La direttrice nord e il rapporto con la Piana del Sele
In questo quadro prende forza l’idea di rafforzare i rapporti con la Piana del Sele, territorio che negli ultimi anni ha mostrato una significativa capacità di attrazione economica e infrastrutturale.
La direttrice nord viene indicata come un asse coerente con le dinamiche commerciali già in atto, un collegamento logistico naturale e una possibile risposta alla carenza di servizi sanitari e amministrativi più vicini ai cittadini.
Guardare alla Piana del Sele, precisano i promotori, non significa rinnegare l’identità cilentana, ma reinterpretarla in chiave moderna attraverso alleanze territoriali fondate su dati concreti e su una visione integrata dell’area vasta.
La proposta: due distretti sanitari per il Cilento
Tra i punti centrali emerge la proposta di una riorganizzazione sanitaria del territorio cilentano in due macro-aree: Alto Cilento e Basso Cilento, con linea di confine individuata nel fiume Alento.
L’ipotesi prevede due soli distretti sanitari, ciascuno con un proprio riferimento ospedaliero: da un lato l’asse Vallo della Lucania–Sapri per l’area Parco Nazionale e Mare, dall’altro l’asse Roccadaspide–Agropoli per l’Area Nord.
Secondo i sostenitori dell’iniziativa, si tratta di un modello più coerente con le attuali dinamiche demografiche e infrastrutturali.
Verso la presentazione pubblica
Alla base dell’iniziativa vi è una domanda che, secondo il comitato, molti cittadini si pongono: per quanto tempo un’area urbana che supera gli 80.000 abitanti dovrà dipendere da centri più piccoli per i servizi fondamentali?
Per i promotori, Agropoli, Capaccio Paestum, Castellabate e i comuni collinari circostanti rappresentano oggi il principale motore economico e demografico del Cilento.
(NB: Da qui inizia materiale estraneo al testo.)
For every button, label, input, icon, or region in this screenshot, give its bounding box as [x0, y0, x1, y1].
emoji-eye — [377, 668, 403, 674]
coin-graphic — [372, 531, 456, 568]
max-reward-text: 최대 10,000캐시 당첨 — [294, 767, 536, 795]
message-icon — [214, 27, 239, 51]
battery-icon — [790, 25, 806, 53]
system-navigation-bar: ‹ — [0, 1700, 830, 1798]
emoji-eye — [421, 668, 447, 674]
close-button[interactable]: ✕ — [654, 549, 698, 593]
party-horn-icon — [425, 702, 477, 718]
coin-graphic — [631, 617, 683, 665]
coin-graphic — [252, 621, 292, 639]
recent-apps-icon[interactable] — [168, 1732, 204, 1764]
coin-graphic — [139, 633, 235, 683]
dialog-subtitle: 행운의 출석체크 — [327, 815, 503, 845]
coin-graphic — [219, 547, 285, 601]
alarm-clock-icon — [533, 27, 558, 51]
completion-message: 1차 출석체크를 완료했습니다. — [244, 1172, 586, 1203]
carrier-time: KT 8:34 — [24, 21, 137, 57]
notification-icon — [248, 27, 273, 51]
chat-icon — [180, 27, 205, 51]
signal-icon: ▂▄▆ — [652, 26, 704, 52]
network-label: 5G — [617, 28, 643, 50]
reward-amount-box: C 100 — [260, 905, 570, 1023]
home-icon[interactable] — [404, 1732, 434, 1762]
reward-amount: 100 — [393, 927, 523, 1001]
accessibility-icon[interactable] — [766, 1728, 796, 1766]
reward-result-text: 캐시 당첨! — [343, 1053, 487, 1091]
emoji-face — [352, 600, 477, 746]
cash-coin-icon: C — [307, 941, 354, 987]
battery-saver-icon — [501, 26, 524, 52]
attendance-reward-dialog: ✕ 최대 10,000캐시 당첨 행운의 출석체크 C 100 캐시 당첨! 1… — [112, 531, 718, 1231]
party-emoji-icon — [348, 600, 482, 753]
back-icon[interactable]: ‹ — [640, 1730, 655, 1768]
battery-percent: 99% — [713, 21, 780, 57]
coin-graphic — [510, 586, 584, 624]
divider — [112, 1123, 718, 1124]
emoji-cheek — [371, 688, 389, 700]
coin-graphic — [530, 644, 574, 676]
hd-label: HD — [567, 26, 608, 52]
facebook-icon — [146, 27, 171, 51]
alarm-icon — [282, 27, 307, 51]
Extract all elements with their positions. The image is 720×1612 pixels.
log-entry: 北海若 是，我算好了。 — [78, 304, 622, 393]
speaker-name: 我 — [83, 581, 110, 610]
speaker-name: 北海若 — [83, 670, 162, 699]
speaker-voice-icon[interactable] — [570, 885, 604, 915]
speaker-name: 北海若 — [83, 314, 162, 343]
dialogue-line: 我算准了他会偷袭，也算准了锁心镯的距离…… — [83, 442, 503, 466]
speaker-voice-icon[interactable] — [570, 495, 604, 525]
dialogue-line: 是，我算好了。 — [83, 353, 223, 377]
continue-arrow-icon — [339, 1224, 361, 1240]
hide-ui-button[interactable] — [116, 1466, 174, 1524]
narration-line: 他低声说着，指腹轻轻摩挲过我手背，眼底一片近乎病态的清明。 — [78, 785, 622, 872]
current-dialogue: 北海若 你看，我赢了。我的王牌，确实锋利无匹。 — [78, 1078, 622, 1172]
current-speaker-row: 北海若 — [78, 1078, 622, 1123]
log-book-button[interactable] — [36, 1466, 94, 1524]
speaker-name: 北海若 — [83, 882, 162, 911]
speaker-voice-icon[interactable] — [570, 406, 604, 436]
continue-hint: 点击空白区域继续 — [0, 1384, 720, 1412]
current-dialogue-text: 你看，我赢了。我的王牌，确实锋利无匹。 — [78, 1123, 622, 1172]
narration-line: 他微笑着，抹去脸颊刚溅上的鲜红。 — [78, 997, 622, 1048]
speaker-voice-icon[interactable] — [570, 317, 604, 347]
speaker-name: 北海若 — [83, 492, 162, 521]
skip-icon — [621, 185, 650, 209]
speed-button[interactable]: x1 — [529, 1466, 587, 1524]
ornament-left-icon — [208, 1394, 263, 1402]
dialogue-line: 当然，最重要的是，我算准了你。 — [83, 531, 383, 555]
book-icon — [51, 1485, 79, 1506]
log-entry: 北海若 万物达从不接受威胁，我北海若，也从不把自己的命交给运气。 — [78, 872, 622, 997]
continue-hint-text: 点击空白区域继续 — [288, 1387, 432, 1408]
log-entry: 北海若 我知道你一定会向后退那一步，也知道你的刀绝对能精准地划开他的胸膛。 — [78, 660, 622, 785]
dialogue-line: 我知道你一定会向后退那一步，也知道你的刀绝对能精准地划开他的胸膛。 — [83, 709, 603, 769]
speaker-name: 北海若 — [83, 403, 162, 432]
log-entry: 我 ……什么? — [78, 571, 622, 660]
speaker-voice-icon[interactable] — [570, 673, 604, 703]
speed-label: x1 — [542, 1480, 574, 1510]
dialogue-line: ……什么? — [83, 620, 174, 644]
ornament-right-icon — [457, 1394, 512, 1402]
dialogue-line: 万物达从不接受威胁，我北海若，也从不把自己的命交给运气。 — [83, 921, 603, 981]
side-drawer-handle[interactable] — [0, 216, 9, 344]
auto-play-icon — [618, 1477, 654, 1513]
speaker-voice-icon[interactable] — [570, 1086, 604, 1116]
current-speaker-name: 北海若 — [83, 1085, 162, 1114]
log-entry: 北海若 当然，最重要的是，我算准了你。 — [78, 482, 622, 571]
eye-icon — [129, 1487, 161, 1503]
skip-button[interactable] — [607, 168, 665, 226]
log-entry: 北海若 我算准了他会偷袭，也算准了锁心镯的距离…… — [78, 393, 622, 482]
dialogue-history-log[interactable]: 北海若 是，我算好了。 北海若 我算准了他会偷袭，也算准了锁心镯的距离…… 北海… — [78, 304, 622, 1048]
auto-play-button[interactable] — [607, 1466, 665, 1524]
Rafforzare le relazioni istituzionali, ottenere una sanità più vicina e superare ogni forma di subordinazione territoriale viene indicato come l’avvio di una nuova fase.
Il comitato sarà presentato ufficialmente nei prossimi giorni con un incontro pubblico aperto a cittadini, associazioni e amministratori locali. Una nuova stagione, nelle intenzioni dei promotori, si apre per Agropoli e per l’intero Cilento costiero, con uno sguardo rivolto verso nord.